Amplifying image quality gain in x-ray phase contrast imaging of mastectomy samples with deep learning denoising.
Authors
Affiliations (13)
Affiliations (13)
- School of Physics, The University of Melbourne, School of Physics, Melbourne, Victoria, 3010, AUSTRALIA.
- Melbourne Data Analytics Platform, The University of Melbourne, Melbourne Data Analytics Platform, Melbourne, 3010, AUSTRALIA.
- Faculty of Health Sciences, The University of Sydney, Faculty of Health Sciences, Sydney, 2006, AUSTRALIA.
- Maroondah BreastScreen, Eastern Health, Ringwood East, Victoria, 3134, AUSTRALIA.
- Monash Health, Monash Health, Clayton, 3168, AUSTRALIA.
- Australian Synchrotron, ANSTO, 800 Blackburn Road, Clayton, Victoria, 3168, AUSTRALIA.
- AS Science, ANSTO, 800 Blackburn Road, Clayton, Victoria, 3168, AUSTRALIA.
- ANSTO, AS Science, Kirrawee, 2232, AUSTRALIA.
- Australian Synchrotron, ANSTO, AS Science, Sydney, 2232, AUSTRALIA.

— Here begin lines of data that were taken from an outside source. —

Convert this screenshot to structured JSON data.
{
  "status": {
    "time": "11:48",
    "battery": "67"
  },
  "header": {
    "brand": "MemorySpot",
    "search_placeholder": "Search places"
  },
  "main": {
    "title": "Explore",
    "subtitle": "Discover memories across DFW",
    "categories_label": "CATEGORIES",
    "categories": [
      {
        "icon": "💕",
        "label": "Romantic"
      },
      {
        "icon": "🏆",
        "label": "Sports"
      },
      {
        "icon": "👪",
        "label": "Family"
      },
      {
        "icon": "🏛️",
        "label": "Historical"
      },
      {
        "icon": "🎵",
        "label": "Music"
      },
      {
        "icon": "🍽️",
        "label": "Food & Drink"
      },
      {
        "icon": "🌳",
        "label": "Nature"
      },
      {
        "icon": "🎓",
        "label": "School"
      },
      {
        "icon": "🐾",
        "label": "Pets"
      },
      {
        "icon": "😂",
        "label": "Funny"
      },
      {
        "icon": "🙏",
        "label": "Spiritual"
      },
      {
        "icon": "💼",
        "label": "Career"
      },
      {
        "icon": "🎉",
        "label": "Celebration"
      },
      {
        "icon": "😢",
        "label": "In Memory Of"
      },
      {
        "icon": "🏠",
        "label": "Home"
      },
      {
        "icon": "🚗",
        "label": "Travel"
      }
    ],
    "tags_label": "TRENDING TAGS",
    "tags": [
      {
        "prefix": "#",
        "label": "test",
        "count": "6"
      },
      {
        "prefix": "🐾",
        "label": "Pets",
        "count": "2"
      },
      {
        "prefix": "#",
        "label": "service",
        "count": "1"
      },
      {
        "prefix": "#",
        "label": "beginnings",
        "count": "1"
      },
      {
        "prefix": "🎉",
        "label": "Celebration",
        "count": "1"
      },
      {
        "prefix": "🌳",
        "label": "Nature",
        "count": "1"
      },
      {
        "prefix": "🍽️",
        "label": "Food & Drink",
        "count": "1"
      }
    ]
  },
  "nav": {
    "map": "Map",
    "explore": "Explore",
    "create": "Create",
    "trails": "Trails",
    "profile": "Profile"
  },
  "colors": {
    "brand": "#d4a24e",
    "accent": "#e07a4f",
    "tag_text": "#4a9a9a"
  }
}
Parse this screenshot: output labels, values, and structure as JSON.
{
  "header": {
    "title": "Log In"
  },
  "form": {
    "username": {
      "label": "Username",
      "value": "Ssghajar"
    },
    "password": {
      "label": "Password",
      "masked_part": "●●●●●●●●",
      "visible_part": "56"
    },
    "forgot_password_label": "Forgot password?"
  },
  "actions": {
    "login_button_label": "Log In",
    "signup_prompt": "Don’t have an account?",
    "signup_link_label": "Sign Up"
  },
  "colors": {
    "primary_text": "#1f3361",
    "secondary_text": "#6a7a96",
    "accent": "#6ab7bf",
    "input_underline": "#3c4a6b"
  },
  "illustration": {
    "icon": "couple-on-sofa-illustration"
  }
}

- Manufacturing, CSIRO, Private Bag 10, Clayton South, Victoria 3169, Clayton South, Victoria, 3169, AUSTRALIA.
- School of Physics, The University of Melbourne, School of Physics, Melbourne, 3010, AUSTRALIA.
- University of Sydney Faculty of Health Sciences, University of Sydney Faculty of Health Sciences, Lidcombe, New South Wales, 2141, AUSTRALIA.
- Department of Chemistry, University of Melbourne, Melbourne, Victoria 3010, Melbourne, 3010, AUSTRALIA.
Abstract
Phase-contrast computed tomography (PCT) of the breast has previously been shown to produce higher-quality images at lower radiation doses without the need for breast compression. The present study is aimed at further reduction of the radiation dose in PCT, while preserving or further increasing the image quality, by applying supervised deep learning denoising of reconstructed PCT images. This work was carried out in preparation for live patient PCT breast cancer imaging, initially at specialised synchrotron facilities.
Approach: PCT scans of 34 fresh full mastectomy samples were acquired using propagation-based phase-contrast imaging with 32 keV monochromatic parallel X-rays at mean glandular doses of 4 mGy and 24 mGy. All scans were reconstructed using Filtered Back Projection algorithm with Paganin's phase retrieval. A supervised U-Net-based deep learning denoising model was trained on 28 pairs of 4 mGy and 24 mGy scans and then applied to denoise the remaining 6 stacks of reconstructed 4 mGy images. Denoised PCT images were quantitatively evaluated using signal-to-noise ratio (SNR), spatial resolution, structural similarity index measure (SSIM) and peak-signal-to-noise ratio (PSNR). The images were also visually compared and systematically assessed by experienced medical imaging specialists and radiologists. 
Main Results: Deep learning denoising increased SNR by a factor of four while spatial resolution remained unchanged. SSIM and PSNR improved from 0.89 and 37 dB to 0.96 and 42 dB, respectively. Visual assessors significantly preferred the denoised images over the original 4 mGy images, and visual assessment indicated no increase in perceived artefacts in denoised images compared with the original 4 mGy images.
Significance: Deep learning-based image denoising can further improve image quality in PCT without increasing radiation dose in imaging of mastectomies, supporting the feasibility of lower-dose PCT protocols or improved image quality for future clinical applications.